Выбрать главу

На исходе прошлой зимы напротив нашего окна уселась на дереве новая незнакомая птица, уселась вертикально и стала отчаянно дубасить гвоздем головы по остывшей за зиму березовой кожуре. Долбит дерево птица в красной франтовой беретке… Бог мой! Это же дятел. Нет, не так: «Дятел, дятел прилетел!» – закричал я жене, и мы упоительно долго смотрели сквозь двойное стекло на его неумные маневры.

Маленькие радости большого города! Радости маленькие, а трагедии еще меньше. Вчера я вышел на балкон и среди зимних автомобильных колес увидел мумифицированную распластанную птицу в полусгнившей красной беретке.

Скорее всего, наш дятел умер от жары в июле или августе 2010 года, когда Москва задыхалась в дыму окрестных пожаров. Можно только гадать.

Мне очень жаль тебя, парень!

Делегат

Человек слаб, а искушений множество, и необоримая сила некоторых надежно проверена временем – деньги, власть, роковые женщины. Тут только глубоко нездоровый на голову человек или фанатичный сектант-аскет, вымирающий философ специального свойства, ну и еще питерский математик Перельман способны убрать руку, отвести взгляд, обнулить помыслы.

Впрочем, бывают искушения вполне обыденные, не предполагающие глубокой жизненной стратегии и эпических компромиссов, где легко избежать измены, не допускать разрушительных сделок с совестью, пусть и выгодных, не попирать расчетливо дружбу, проверенную годами – так, украсть немного и без ущерба, сходить налево в командировке для укрепления чувств к жене любимой, кивать подобострастно дураку начальнику, ибо в России начальник всегда прав по умолчанию.

Кто так не делал, пусть сам в себя кинет камнем, дабы не иметь никогда соблазна кинуть его в другого.

Я же сегодня про отдельный тип искушения – искушения фантазийные.

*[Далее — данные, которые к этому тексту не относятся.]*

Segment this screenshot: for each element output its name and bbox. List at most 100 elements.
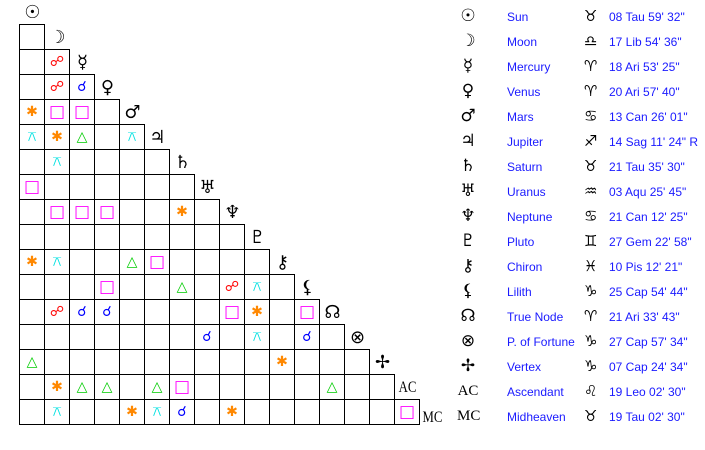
planet-name: Venus bbox=[507, 85, 541, 99]
aspect-cell bbox=[244, 374, 270, 400]
aspect-cell: △ bbox=[69, 374, 95, 400]
planet-name: Neptune bbox=[507, 210, 553, 224]
zodiac-sign-icon: ♈ bbox=[584, 82, 598, 100]
planet-row-jupiter: ♃ Jupiter ♐ 14 Sag 11' 24" R bbox=[455, 130, 705, 155]
sextile-aspect-icon: ✱ bbox=[26, 254, 38, 270]
true-node-icon: ☊ bbox=[460, 306, 476, 326]
planet-position: 21 Ari 33' 43" bbox=[609, 310, 680, 324]
aspect-cell bbox=[219, 349, 245, 375]
aspect-cell bbox=[169, 224, 195, 250]
mercury-icon: ☿ bbox=[462, 56, 474, 76]
aspect-cell: △ bbox=[19, 349, 45, 375]
aspect-cell bbox=[194, 274, 220, 300]
aspect-cell bbox=[44, 324, 70, 350]
aspect-cell bbox=[169, 349, 195, 375]
aspect-cell bbox=[69, 249, 95, 275]
planet-name: Lilith bbox=[507, 285, 532, 299]
aspect-cell bbox=[119, 224, 145, 250]
sextile-aspect-icon: ✱ bbox=[251, 304, 263, 320]
aspect-grid: ☉ ☽ ☍ ☿ ☍ ☌ ♀ ✱ □ □ ♂ ⚻ ✱ △ ⚻ ♃ ⚻ ♄ □ ♅ □ □ □ ✱ ♆ ♇ ✱ ⚻ △ □ ⚷ □ △ ☍ ⚻ ⚸ ☍ ☌ ☌ □… bbox=[19, 2, 443, 426]
aspect-cell bbox=[94, 99, 120, 125]
planet-row-saturn: ♄ Saturn ♉ 21 Tau 35' 30" bbox=[455, 155, 705, 180]
aspect-cell bbox=[19, 74, 45, 100]
aspect-cell: ⚻ bbox=[19, 124, 45, 150]
planet-row-true-node: ☊ True Node ♈ 21 Ari 33' 43" bbox=[455, 305, 705, 330]
quincunx-aspect-icon: ⚻ bbox=[52, 254, 62, 270]
square-aspect-icon: □ bbox=[48, 101, 66, 122]
aspect-cell bbox=[244, 399, 270, 425]
aspect-cell: □ bbox=[94, 274, 120, 300]
planet-name: Jupiter bbox=[507, 135, 544, 149]
aspect-cell bbox=[94, 174, 120, 200]
aspect-cell bbox=[269, 324, 295, 350]
venus-icon: ♀ bbox=[461, 81, 475, 101]
aspect-cell: □ bbox=[394, 399, 420, 425]
aspect-cell: ✱ bbox=[269, 349, 295, 375]
aspect-cell: ⚻ bbox=[44, 399, 70, 425]
planet-row-ascendant: AC Ascendant ♌ 19 Leo 02' 30" bbox=[455, 380, 705, 405]
saturn-icon: ♄ bbox=[174, 152, 191, 173]
planet-position: 07 Cap 24' 34" bbox=[609, 360, 688, 374]
planet-position: 13 Can 26' 01" bbox=[609, 110, 688, 124]
planet-row-midheaven: MC Midheaven ♉ 19 Tau 02' 30" bbox=[455, 405, 705, 430]
ascendant-icon: AC bbox=[398, 378, 417, 396]
zodiac-sign-icon: ♑ bbox=[584, 332, 598, 350]
aspect-cell bbox=[119, 349, 145, 375]
conjunction-aspect-icon: ☌ bbox=[77, 79, 87, 95]
aspect-cell: ☌ bbox=[69, 299, 95, 325]
vertex-icon: ✢ bbox=[460, 356, 476, 376]
aspect-cell: ✱ bbox=[19, 99, 45, 125]
chiron-icon: ⚷ bbox=[461, 256, 475, 276]
planet-position: 08 Tau 59' 32" bbox=[609, 10, 685, 24]
planet-position: 18 Ari 53' 25" bbox=[609, 60, 680, 74]
aspect-cell: □ bbox=[69, 99, 95, 125]
conjunction-aspect-icon: ☌ bbox=[202, 329, 212, 345]
aspect-cell: ☍ bbox=[44, 74, 70, 100]
aspect-cell bbox=[219, 374, 245, 400]
neptune-icon: ♆ bbox=[224, 202, 241, 223]
aspect-cell: □ bbox=[219, 299, 245, 325]
aspect-cell bbox=[69, 274, 95, 300]
planet-position: 27 Cap 57' 34" bbox=[609, 335, 688, 349]
aspect-cell: □ bbox=[44, 99, 70, 125]
planet-name: Pluto bbox=[507, 235, 535, 249]
aspect-cell: ✱ bbox=[119, 399, 145, 425]
aspect-cell: △ bbox=[119, 249, 145, 275]
aspect-cell: ⚻ bbox=[144, 399, 170, 425]
zodiac-sign-icon: ♉ bbox=[584, 7, 598, 25]
aspect-cell bbox=[169, 299, 195, 325]
planet-row-mars: ♂ Mars ♋ 13 Can 26' 01" bbox=[455, 105, 705, 130]
zodiac-sign-icon: ♐ bbox=[584, 132, 598, 150]
planet-position: 03 Aqu 25' 45" bbox=[609, 185, 687, 199]
sun-icon: ☉ bbox=[460, 6, 476, 26]
planet-name: P. of Fortune bbox=[507, 335, 575, 349]
aspect-cell bbox=[194, 249, 220, 275]
square-aspect-icon: □ bbox=[148, 251, 166, 272]
p-of-fortune-icon: ⊗ bbox=[349, 327, 366, 348]
sextile-aspect-icon: ✱ bbox=[176, 204, 188, 220]
aspect-cell bbox=[169, 249, 195, 275]
planet-position: 10 Pis 12' 21" bbox=[609, 260, 683, 274]
planet-position: 19 Tau 02' 30" bbox=[609, 410, 685, 424]
lilith-icon: ⚸ bbox=[300, 277, 315, 298]
aspect-cell bbox=[19, 49, 45, 75]
uranus-icon: ♅ bbox=[460, 181, 476, 201]
aspect-cell: □ bbox=[94, 199, 120, 225]
aspect-cell bbox=[119, 199, 145, 225]
square-aspect-icon: □ bbox=[398, 401, 416, 422]
aspect-cell bbox=[119, 274, 145, 300]
planet-row-p-of-fortune: ⊗ P. of Fortune ♑ 27 Cap 57' 34" bbox=[455, 330, 705, 355]
aspect-cell bbox=[244, 349, 270, 375]
planet-name: True Node bbox=[507, 310, 564, 324]
quincunx-aspect-icon: ⚻ bbox=[152, 404, 162, 420]
uranus-icon: ♅ bbox=[199, 177, 216, 198]
trine-aspect-icon: △ bbox=[101, 379, 113, 395]
planet-name: Moon bbox=[507, 35, 538, 49]
aspect-cell bbox=[294, 399, 320, 425]
midheaven-icon: MC bbox=[422, 408, 443, 426]
aspect-cell bbox=[69, 174, 95, 200]
planet-name: Saturn bbox=[507, 160, 543, 174]
sextile-aspect-icon: ✱ bbox=[26, 104, 38, 120]
planet-row-lilith: ⚸ Lilith ♑ 25 Cap 54' 44" bbox=[455, 280, 705, 305]
aspect-cell bbox=[69, 149, 95, 175]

Казаться, а не быть – искушение достаточно древнее, о чем еще Гоголь блестяще поведал миру в бессмертном и поучительном «Ревизоре».

Ступал и я на стезю имени Хлестакова, впрочем, совсем мало, можно сказать камерно и без необратимых гуманитарных потрясений.

В далеком январе 81-го года пришел я домой достаточно поздно в агрегатной кондиции «весьма сугуб собой». Мама стала ругать меня за хмельное состояние, несовместимое с образом молодого человека, получающего высшее образование. Она разогревала остывшие котлеты и громко печалилась тому, что сын ее получился непутевый, совсем не похожий на своего отца, который хоть и оставался художником широкого свойства, но при этом был устремлен, а посему уважаем на работе, защитил диссертацию и стал профессором. Широкий угол падения яблока от родительской яблони ее расстраивал. Котлеты на сковороде уже пошли на четвертый оборот, а она все говорила и говорила об отсутствии у меня стратегической жизненной цели.

Я не хотел есть, я хотел спать и еще хотел быть хорошим сыном, которым всякой матери надлежит широко гордиться. Сам не знаю отчего я уселся на кухонный подоконник и обратился к маме со встречным упреком.

– Вот, ты, мама, меня ругаешь, а главного не замечаешь. Понимаю, большое видится на расстоянии. Я для тебя любимый сынуля, не более, а людям со стороны я, оказывается, открываюсь совсем другими качествами. Короче так, меня от факультета посылают делегатом на XXV съезд КПСС. Вот такую перипетию я с друзьями сегодня осмысливал.

– Врешь или правда?

– Не вру, чистая правда! Правда, не вру! – добавил я для убедительности.

И хотя моя мама немедленно отвернулась от плиты, обративши всю себя на меня, да и готовила она не на жаровне с углями, а на газу, бледное лицо ее вдруг стало наполняться невиданным до сей поры алым румянцем. Маленькая и немного сутулая, она вдруг стремительно двинулась расправленными плечами вверх, превращаясь из тихой домохозяйки в плакат «Родина-мать зовет».

Мама распахнула в объятиях руки и, сделав один решительный шаг на шестиметровой кухне, принялась трусить меня яростно, словно я отправлялся не на съезд единственной в стране партии в конце следующего месяца, а вернулся с долгой войны минуту-другую назад.

Хмель стремительно покидал меня, вытесняемый поселившимся внутри чувством стыда и глубокого удивления.

Стыдно было и оттого, что я соврал маме, и от обретенного результата. Удивление же вызывала стремительная и неожиданная метаморфоза, когда тихая жена почти диссидента с умеренно критичным отношением к текущему курсу правящей партии за долю минуты превращается в фанатичную мать горьковского революционера Павла Власова.